# The Heaviest Element



## 220swift (Mar 2, 2011)

The Heaviest Element Known to Science

Lawrence Livermore Laboratories has discovered the heaviest element
yet known to science.

The new element, Governmentium (Gv), has one neutron, 25 assistant
neutrons, 88 deputy neutrons, and 198 assistant deputy neutrons,
giving it an atomic mass of 312.

These 312 particles are held together by forces called morons, which
are surrounded by vast quantities of lepton-like particles called
peons.

Since Governmentium has no electrons, it is inert; however, it can be
detected, because it impedes every reaction with which it comes into
contact. A tiny amount of Governmentium can cause a reaction that
would normally take less than a second, to take from 4 days to 4 years
to complete.

Governmentium has a normal half-life of 2- 6 years. It does not decay,
but instead undergoes a reorganization in which a portion of the
assistant neutrons and deputy neutrons exchange places.
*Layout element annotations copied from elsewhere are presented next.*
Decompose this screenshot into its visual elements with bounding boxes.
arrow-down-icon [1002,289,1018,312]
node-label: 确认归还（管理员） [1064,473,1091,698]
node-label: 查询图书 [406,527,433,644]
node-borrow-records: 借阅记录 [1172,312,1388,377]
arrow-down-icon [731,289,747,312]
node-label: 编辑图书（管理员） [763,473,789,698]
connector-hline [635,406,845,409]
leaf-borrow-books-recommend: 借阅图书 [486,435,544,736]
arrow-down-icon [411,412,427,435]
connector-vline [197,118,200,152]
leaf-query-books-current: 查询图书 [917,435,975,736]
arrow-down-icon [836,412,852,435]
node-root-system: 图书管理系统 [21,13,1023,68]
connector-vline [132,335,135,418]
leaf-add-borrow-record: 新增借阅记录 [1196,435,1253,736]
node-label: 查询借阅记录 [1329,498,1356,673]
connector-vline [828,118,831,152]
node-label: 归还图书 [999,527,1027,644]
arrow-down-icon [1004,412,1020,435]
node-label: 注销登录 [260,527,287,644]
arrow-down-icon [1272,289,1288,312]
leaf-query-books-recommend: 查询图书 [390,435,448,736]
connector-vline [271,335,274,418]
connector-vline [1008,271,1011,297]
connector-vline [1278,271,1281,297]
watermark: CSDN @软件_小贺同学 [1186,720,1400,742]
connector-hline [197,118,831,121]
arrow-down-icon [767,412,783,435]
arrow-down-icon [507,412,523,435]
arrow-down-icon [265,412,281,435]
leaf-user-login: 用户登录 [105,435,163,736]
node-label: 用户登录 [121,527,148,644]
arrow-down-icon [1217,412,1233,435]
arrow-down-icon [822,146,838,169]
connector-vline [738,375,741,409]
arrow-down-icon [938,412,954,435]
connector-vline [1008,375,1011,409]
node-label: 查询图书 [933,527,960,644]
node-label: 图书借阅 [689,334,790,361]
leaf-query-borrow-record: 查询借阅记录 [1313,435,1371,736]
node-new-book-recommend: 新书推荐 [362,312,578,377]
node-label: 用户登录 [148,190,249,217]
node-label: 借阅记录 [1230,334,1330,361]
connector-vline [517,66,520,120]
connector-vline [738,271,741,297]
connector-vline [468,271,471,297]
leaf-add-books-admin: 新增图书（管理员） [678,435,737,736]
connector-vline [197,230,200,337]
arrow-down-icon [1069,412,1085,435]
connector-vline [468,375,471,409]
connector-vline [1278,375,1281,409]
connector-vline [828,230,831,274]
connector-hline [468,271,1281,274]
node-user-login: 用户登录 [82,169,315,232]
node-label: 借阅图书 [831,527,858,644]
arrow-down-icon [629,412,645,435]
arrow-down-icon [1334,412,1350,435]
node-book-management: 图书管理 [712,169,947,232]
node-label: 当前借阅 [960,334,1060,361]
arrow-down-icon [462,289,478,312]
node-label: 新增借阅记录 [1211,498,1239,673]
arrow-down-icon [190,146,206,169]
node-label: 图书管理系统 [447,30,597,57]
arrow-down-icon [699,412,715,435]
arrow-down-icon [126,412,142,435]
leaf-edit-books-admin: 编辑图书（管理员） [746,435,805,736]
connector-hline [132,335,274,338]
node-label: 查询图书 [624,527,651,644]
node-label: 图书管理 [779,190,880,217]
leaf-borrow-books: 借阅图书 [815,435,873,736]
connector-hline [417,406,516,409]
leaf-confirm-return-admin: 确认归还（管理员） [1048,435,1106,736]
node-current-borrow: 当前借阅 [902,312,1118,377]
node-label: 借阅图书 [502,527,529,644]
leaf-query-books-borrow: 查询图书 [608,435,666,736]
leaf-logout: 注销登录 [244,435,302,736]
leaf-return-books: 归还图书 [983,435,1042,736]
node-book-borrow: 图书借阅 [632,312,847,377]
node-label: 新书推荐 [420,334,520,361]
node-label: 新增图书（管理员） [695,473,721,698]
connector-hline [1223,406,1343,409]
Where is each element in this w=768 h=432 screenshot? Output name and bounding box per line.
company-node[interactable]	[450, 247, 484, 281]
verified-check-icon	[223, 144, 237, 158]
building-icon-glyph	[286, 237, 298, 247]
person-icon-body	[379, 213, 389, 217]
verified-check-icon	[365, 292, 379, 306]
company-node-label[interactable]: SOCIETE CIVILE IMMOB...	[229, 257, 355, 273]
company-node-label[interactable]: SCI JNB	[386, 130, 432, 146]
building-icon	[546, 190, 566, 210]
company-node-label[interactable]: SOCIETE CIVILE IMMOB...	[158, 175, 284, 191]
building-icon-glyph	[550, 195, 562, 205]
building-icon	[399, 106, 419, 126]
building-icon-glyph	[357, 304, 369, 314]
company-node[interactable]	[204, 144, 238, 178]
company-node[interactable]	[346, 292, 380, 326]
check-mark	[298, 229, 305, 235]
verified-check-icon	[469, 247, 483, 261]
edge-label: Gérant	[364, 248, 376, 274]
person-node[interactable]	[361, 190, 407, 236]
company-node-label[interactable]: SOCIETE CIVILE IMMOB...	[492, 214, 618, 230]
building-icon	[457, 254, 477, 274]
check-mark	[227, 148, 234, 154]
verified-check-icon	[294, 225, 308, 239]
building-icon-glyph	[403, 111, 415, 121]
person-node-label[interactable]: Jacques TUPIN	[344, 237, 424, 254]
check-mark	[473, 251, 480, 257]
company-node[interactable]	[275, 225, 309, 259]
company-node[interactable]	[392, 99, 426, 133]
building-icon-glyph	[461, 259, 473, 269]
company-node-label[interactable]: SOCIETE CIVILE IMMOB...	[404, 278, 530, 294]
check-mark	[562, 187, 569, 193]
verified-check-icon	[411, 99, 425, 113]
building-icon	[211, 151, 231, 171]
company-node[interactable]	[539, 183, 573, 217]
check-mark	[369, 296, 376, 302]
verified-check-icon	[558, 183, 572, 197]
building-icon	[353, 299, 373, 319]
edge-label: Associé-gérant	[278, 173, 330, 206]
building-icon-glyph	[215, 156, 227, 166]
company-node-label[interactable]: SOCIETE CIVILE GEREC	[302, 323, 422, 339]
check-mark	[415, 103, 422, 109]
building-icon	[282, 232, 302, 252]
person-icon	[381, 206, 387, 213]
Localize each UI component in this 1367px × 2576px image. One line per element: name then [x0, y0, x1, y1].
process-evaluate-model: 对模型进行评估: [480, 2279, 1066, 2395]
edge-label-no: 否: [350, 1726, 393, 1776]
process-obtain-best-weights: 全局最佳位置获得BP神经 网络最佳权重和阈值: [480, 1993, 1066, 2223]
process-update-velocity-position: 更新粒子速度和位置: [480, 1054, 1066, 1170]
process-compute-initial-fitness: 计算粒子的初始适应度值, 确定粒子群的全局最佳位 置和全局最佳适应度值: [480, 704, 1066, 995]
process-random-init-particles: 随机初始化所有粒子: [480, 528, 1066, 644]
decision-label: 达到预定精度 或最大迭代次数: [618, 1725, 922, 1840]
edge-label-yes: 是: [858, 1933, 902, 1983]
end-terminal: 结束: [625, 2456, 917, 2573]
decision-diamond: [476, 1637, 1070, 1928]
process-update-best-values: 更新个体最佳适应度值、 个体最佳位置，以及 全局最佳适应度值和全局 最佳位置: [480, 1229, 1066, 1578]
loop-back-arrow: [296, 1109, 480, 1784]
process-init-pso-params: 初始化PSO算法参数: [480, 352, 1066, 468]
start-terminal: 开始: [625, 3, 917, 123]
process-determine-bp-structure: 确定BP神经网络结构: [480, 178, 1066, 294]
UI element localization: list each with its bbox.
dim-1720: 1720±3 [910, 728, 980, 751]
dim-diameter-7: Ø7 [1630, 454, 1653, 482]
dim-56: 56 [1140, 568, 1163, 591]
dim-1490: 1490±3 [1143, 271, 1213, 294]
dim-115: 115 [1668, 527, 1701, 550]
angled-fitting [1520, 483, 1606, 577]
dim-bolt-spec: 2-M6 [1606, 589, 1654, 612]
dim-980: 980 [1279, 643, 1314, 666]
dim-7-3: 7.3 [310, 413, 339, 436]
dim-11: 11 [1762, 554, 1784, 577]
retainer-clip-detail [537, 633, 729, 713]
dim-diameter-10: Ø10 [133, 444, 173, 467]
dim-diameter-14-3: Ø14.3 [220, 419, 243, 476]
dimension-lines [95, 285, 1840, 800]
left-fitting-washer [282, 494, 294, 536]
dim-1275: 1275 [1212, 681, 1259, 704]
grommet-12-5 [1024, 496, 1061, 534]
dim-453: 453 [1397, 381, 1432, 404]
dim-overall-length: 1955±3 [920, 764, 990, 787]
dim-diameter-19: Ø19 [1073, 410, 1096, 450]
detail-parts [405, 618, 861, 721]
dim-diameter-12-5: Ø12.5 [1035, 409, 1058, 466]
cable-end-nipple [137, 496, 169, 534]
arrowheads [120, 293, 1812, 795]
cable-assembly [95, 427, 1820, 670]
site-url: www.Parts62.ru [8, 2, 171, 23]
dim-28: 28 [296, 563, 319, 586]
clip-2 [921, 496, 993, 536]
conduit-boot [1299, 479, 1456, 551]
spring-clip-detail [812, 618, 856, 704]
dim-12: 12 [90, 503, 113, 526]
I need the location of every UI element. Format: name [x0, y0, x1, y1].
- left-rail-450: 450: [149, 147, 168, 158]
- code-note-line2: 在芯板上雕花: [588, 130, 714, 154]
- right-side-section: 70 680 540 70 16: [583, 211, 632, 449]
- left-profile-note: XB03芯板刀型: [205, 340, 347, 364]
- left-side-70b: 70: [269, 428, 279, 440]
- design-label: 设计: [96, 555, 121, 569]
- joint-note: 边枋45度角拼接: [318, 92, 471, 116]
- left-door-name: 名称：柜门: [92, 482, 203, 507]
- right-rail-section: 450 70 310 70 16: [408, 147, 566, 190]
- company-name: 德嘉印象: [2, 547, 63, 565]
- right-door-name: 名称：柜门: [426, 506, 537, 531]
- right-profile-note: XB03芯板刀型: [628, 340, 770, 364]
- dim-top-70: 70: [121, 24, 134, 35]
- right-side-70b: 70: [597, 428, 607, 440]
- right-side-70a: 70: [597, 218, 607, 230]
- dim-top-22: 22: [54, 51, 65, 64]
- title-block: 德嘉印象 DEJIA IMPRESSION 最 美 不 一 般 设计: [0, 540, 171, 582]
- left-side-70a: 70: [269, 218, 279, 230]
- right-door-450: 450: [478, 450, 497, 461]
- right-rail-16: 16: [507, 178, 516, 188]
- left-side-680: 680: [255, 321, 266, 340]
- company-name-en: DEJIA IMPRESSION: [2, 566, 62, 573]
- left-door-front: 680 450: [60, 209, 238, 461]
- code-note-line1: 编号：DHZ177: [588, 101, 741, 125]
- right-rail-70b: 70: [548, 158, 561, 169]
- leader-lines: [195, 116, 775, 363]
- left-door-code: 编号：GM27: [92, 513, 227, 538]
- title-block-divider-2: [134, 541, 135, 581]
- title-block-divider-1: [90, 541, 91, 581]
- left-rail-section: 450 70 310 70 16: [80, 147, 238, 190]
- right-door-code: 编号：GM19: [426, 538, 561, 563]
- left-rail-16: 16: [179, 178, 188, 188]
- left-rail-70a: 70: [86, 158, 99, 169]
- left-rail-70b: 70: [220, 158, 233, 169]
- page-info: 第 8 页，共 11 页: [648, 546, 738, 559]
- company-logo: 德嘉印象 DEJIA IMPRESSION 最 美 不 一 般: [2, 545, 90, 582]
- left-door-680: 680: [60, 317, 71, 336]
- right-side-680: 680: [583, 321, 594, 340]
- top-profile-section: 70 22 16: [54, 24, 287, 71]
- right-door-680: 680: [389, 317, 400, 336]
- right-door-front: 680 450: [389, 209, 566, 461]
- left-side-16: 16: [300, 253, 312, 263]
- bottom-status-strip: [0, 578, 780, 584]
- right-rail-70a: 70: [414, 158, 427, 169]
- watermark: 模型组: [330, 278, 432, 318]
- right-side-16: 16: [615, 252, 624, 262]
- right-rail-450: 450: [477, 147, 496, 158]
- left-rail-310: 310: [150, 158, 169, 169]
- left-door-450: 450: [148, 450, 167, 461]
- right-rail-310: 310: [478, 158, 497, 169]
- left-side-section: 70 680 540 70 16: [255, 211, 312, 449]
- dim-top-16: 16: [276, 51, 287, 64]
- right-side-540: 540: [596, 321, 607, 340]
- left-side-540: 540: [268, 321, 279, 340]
In fact, Governmentium's mass will actually increase over time, since
each reorganization will cause more morons to become neutrons, forming
isodopes.

This characteristic of morons promotion leads some scientists to
believe that Governmentium is formed whenever morons reach a critical
concentration. This hypothetical quantity is referred to as critical
morass.

When catalysed with money, Governmentium becomes Administratium, an
element that radiates just as much energy as Governmentium since it
has half as many peons but twice as many morons.


----------



## Ruger (Jan 22, 2011)

Thats pretty good 220, I knew I missed something in science class or was it government class?.....


----------



## oneshotcowboy (Mar 4, 2010)

i wonder if the one neutron ever reads about his "position" in the grand scheme of things..lmao


----------



## youngdon (Mar 10, 2010)

How true it is...Thanks 220 I'll pass it on.


----------



## bones44 (Jan 7, 2011)

That's a great assessment of how it really is. Remember it all starts with "morons who don't vote" or is it peons ? LMAO That's a good one 220.


----------



## hassell (Feb 9, 2010)

Definitely a good read.


----------



## youngdon (Mar 10, 2010)

bones44 said:


> That's a great assessment of how it really is. Remember it all starts with "morons who don't vote" or is it peons ? LMAO That's a good one 220.


You had it right Tom....It's morons...Peons vote, they're just not rich enough to move out of the high tax brackets.


----------



## Mattuk (Oct 16, 2010)

Very good.


----------